His answering smile was polite, if only for my sense of humor. Dev, like most humans, couldn’t see the dead. He was pragmatic, atheistic, and lived for the One True God of our modern age: the almighty dollar.
“So, what’ll it be, Lennie? Did I make the sale?”
I tasted lipstick as I chewed on my lip. “I’d love the chest, Dev.”
My crushing kink sprung to life a second later when Dev swept me into a back-cracking hug. My ears nearly popped as he squeezed me. “God, Lennie, what would I do without you?”
He brushed a kiss against my cheek and my entire body heated in response.
Straining through the embrace, I managed, “File for bankruptcy?”
He set me down. “I owe you a steak dinner. Wait, what’s the vegetarian equivalent? I’m going to take you out for the nicest mushroom you’ve ever seen. The fattest, juiciest portabella in Salem. You still drink, right? What do you say?”
I wasn’t sure which emotion was stronger: how touched I was that he’d remembered I didn’t eat meat, or how badly I wanted him to squish me again.
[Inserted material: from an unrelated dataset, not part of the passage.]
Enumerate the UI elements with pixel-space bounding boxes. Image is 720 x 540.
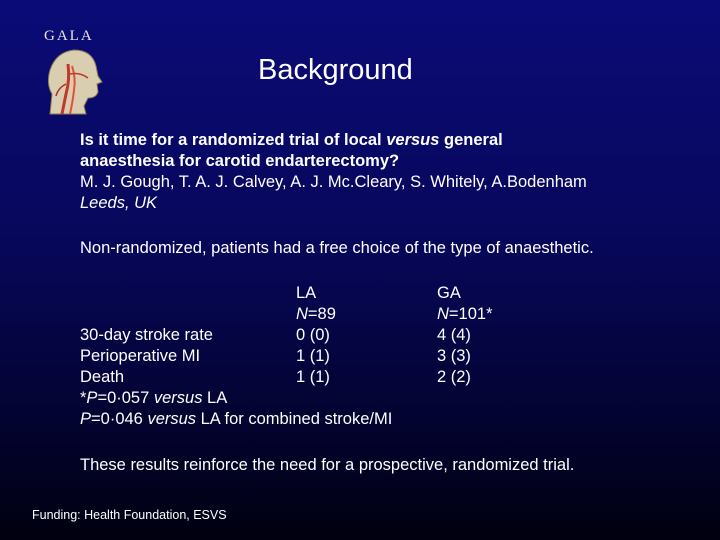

I agreed to a future dinner, returned the peck on the cheek, and watched him leave.
Then, I prepared to deal with my latest spectral infestation.
Three hours after sunset, the streets were mostly quiet. Salem had its fair collection of historic pubs and hosted many boozy nights for the students attending the state school. It was just dead enough to draw attention if people used the front door and just busy enough that I could never be certain that passersby wouldn’t wonder what sort of exclusive speakeasy was hosted in the back of the Pendrake Cabinet.
Except, I only poured one drink and only offered a one service.
A sparkle of silver and the ghost was beside me. “Are you always up this late?”
“I’d love to get to know you, Coraline, but now is not the time.”
“I told you to call me Cora,” she said.
She followed me as I checked the locks on the doors and windows. A séance was no time for unwanted intruders.
I lit the dripping, taper candles mounted on the wall that led to the back room. Behind the velvet curtain was exactly the sight one might expect when visiting a medium. Between the tattered tarot deck, the aged Ouija board bolted to the wall, the antiqued mirror catching shadows of movement, and the crystal ball in the center of a circular table, I could have stepped out of a cheesy horror movie.
“Why do you have this shit?” Cora asked. “I thought you were the real deal.”
“People want a sense of mysticism,” I said, hands busy lighting incense in the room’s four corners. “Their minds are only as open as they allow them to be. This shit helps.”
“People want sex,” Cora retorted. “Your tits are up too high in that corset to pretend you don’t know that.”
“Don’t be crass.”
“You could make a lot more if you turned your seances into fuck sessions. Don’t you want to be rich?”
“Stop that,” I scolded again.
“What? Never fucked a ghost before?” She ran a fingertip along a candle, beaming as a sliver of wax curled beneath her fingertip.
“How did you do that? Touch it, I mean? Usually ghosts can only interact with moral surroundings when they’re overcome with emotion.”
She shrugged. “I mastered a few tricks in life that have made death a blast. Now, why are you dodging the question? Is it because you’ve felt ghost lips between those legs? A chilly, throbbing cock, perhaps? A lady’s icy fingers stroking inside you?”